Now comes the uncertainty that follows the largely Democratic decision for the United Kingdom to leave the European Union.
This is going to overhang us for some time.
The currency markets will continue to roil. The downside movement of the European money center banks is creating increasing uncertainty. The realities of a less-than-optimal economic environment on those European balance sheets, with inflated assets in desperate need of appropriate write-downs, will yield further uncertainty, likely into this year's end. The stocks of these European banks are telling us that these balance sheets are in desperate need of a cleansing and could result in sweeping volatility before calm reappears. Lloyds (LYG), Royal Bank of Scotland (RBS) and Barclays (BCS) are all down 20% or more at the moment.
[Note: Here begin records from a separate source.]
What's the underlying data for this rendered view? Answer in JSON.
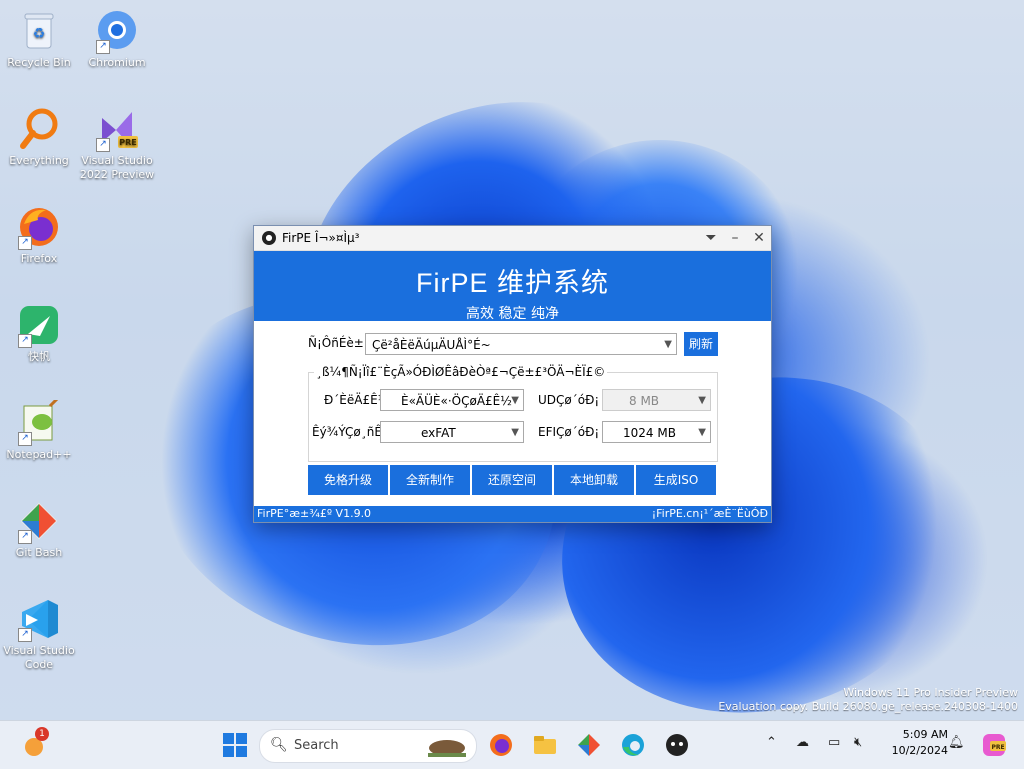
{
  "desktop": {
    "icons": [
      {
        "label": "Recycle Bin"
      },
      {
        "label": "Chromium"
      },
      {
        "label": "Everything"
      },
      {
        "label": "Visual Studio 2022 Preview"
      },
      {
        "label": "Firefox"
      },
      {
        "label": "快帆"
      },
      {
        "label": "Notepad++"
      },
      {
        "label": "Git Bash"
      },
      {
        "label": "Visual Studio Code"
      }
    ],
    "watermark_line1": "Windows 11 Pro Insider Preview",
    "watermark_line2": "Evaluation copy. Build 26080.ge_release.240308-1400"
  },
  "window": {
    "title": "FirPE Î¬»¤Ìµ³",
    "banner_title": "FirPE 维护系统",
    "banner_subtitle": "高效 稳定 纯净",
    "device_label": "Ñ¡ÔñÉè±¸",
    "device_value": "Çë²åÈëÄúµÄUÅÌ°É~",
    "refresh_label": "刷新",
    "group_title": "¸ß¼¶Ñ¡Ïî£¨ÈçÃ»ÓÐÌØÊâÐèÒª£¬Çë±£³ÖÄ¬ÈÏ£©",
    "write_mode_label": "Ð´ÈëÄ£Ê½",
    "write_mode_value": "È«ÄÜÈ«·ÖÇøÄ£Ê½",
    "fs_label": "Êý¾ÝÇø¸ñÊ½",
    "fs_value": "exFAT",
    "udc_label": "UDÇø´óÐ¡",
    "udc_value": "8 MB",
    "efi_label": "EFIÇø´óÐ¡",
    "efi_value": "1024 MB",
    "buttons": [
      "免格升级",
      "全新制作",
      "还原空间",
      "本地卸载",
      "生成ISO"
    ],
    "status_left": "FirPE°æ±¾£º V1.9.0",
    "status_right": "¡FirPE.cn¡¹´æÈ¨ËùÓÐ"
  },
  "taskbar": {
    "search_placeholder": "Search",
    "notification_badge": "1",
    "time": "5:09 AM",
    "date": "10/2/2024"
  },
  "colors": {
    "accent": "#1a6fdd"
  }
}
The beginnings of what could be a transition toward provincial populism and nationalism could catch fire here in the United States as it has in Britain, albeit at a very narrow margin. Significant changes to our current government structure -- some desperately needed -- may result as the election approaches.
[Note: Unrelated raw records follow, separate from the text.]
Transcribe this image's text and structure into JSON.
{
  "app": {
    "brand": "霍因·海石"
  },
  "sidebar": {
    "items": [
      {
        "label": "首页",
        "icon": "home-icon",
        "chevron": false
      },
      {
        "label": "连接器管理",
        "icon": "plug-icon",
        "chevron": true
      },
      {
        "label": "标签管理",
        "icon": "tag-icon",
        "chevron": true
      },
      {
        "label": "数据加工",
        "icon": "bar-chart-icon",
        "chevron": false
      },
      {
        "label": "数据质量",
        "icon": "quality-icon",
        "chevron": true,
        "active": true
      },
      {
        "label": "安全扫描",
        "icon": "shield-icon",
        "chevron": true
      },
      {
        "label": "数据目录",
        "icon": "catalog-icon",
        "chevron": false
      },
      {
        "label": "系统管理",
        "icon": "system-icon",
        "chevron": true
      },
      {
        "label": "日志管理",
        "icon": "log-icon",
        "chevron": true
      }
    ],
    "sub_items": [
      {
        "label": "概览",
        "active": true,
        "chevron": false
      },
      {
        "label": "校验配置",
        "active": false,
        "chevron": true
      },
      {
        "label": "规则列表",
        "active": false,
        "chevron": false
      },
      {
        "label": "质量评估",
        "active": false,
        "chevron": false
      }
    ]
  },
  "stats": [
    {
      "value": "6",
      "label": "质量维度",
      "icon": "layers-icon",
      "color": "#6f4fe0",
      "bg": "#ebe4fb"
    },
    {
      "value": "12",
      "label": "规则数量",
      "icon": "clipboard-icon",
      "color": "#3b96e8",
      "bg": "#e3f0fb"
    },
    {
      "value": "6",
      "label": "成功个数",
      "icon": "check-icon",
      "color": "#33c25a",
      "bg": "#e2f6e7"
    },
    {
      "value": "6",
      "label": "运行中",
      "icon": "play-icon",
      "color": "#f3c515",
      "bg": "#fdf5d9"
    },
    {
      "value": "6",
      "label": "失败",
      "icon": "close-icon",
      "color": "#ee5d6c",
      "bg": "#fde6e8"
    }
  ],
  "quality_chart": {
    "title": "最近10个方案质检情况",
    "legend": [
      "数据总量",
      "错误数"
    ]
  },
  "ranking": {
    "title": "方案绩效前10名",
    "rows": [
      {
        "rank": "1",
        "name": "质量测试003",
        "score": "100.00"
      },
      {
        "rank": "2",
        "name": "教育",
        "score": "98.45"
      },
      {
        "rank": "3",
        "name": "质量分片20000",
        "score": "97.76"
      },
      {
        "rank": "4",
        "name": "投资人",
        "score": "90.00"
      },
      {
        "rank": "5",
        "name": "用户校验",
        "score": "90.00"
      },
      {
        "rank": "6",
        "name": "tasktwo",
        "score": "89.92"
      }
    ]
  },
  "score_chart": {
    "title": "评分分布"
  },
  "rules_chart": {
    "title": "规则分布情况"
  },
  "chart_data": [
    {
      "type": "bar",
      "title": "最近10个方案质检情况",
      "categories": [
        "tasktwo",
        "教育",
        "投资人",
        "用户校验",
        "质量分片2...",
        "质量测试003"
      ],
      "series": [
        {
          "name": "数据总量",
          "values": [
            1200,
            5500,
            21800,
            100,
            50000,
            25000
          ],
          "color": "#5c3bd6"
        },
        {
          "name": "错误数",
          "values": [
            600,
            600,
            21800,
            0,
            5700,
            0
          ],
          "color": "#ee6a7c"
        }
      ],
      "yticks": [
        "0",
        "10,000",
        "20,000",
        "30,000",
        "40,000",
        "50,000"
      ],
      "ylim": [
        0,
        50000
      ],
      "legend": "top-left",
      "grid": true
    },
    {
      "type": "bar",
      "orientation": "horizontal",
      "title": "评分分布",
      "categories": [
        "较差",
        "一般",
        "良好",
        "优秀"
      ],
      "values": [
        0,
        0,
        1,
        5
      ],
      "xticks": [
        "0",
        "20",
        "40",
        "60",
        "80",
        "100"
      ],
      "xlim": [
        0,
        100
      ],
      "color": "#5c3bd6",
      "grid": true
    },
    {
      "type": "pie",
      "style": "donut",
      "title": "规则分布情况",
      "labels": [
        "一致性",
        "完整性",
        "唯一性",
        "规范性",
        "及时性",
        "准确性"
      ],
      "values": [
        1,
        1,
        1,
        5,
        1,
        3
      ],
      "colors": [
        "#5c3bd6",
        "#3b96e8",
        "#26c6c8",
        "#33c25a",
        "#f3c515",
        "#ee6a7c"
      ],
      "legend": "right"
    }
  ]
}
A revolution of sorts also could gain momentum, driven by the fed-up working and labor classes that comprise the majority of our populace. This would certainly be viewed by our equity markets as counterproductive, at least in the near term. Hopefully, the altruistic ultimate goal of much-needed reforms to our tax, spending, immigration, trade and diplomatic policies may result. But that is far away today. At the very least, our banks' balance sheets are in much better shape, save for the unknown black boxes of leverage and derivatives that could unwind at any moment.
Donald Trump could be our next president, as he stokes his provincial views in Scotland, a brilliant move for his candidacy. He continues to promote isolationism and nationalism to our labor and working class people here in the United States in a seeming ultra-pragmatic fashion. Brexit's result today can inspire the majority of Trump supporters to visit the polls in November, potentially in droves.
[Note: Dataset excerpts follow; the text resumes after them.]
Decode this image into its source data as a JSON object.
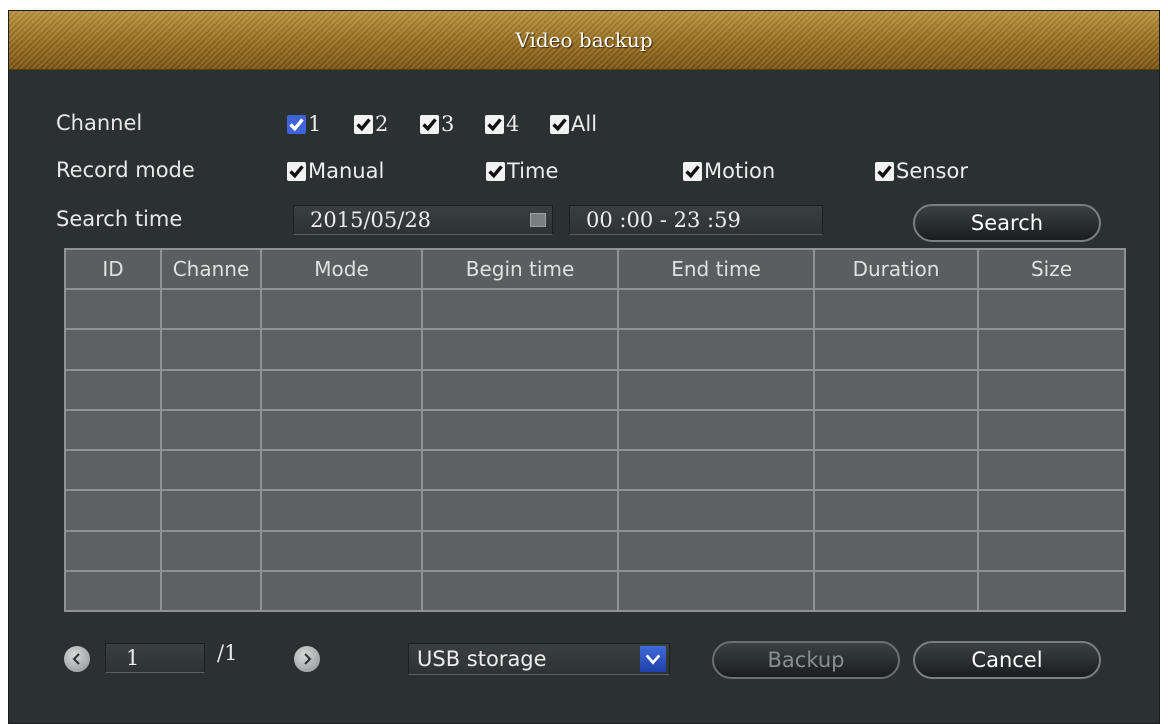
{
  "window": {
    "title": "Video backup"
  },
  "channel": {
    "label": "Channel",
    "options": [
      {
        "label": "1",
        "checked": true,
        "focused": true
      },
      {
        "label": "2",
        "checked": true
      },
      {
        "label": "3",
        "checked": true
      },
      {
        "label": "4",
        "checked": true
      },
      {
        "label": "All",
        "checked": true
      }
    ]
  },
  "record_mode": {
    "label": "Record mode",
    "options": [
      {
        "label": "Manual",
        "checked": true
      },
      {
        "label": "Time",
        "checked": true
      },
      {
        "label": "Motion",
        "checked": true
      },
      {
        "label": "Sensor",
        "checked": true
      }
    ]
  },
  "search_time": {
    "label": "Search time",
    "date": "2015/05/28",
    "time_range": "00 :00 - 23 :59"
  },
  "search_button": "Search",
  "table": {
    "columns": [
      "ID",
      "Channe",
      "Mode",
      "Begin time",
      "End time",
      "Duration",
      "Size"
    ],
    "rows": []
  },
  "pager": {
    "current_page": "1",
    "total_label": "/1"
  },
  "storage_select": {
    "value": "USB storage"
  },
  "backup_button": "Backup",
  "cancel_button": "Cancel",
  "colors": {
    "title_bar": "#946c1e",
    "panel": "#2b3030",
    "focus_checkbox": "#3f63d8"
  }
}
I'd love to buy U.S.-centric infrastructure-type stocks as a result of this potentially pragmatic shift in how the U.S. spends and creates jobs. However, these stocks already are trading at higher-than-normal multiples and are likely due for a pullback. Names such as Valmont Industries (VMI), Martin Marietta (MLM), Mueller Water Products (MWA), Vulcan Materials (VMC) and Sherwin-Williams (SHW) ultimately can continue outperforming, but they are just not new-money buys at present. A pullback is needed and could be viewed as healthy.
More clarity on the election, job creation ideas and infrastructure plans is needed. At the very least, given that fuel prices for the consumer remain lower today than they have been in 10 years, the federal government has a lever to pull in the way of increasing taxes and surcharges on consumption to pay for what could be a tremendous and long-term period of infrastructure investment.
When fear rears its ugly head and meaningful calls for change begin to gain momentum, the unfortunate thing for us to do is just wait ... for capitulation.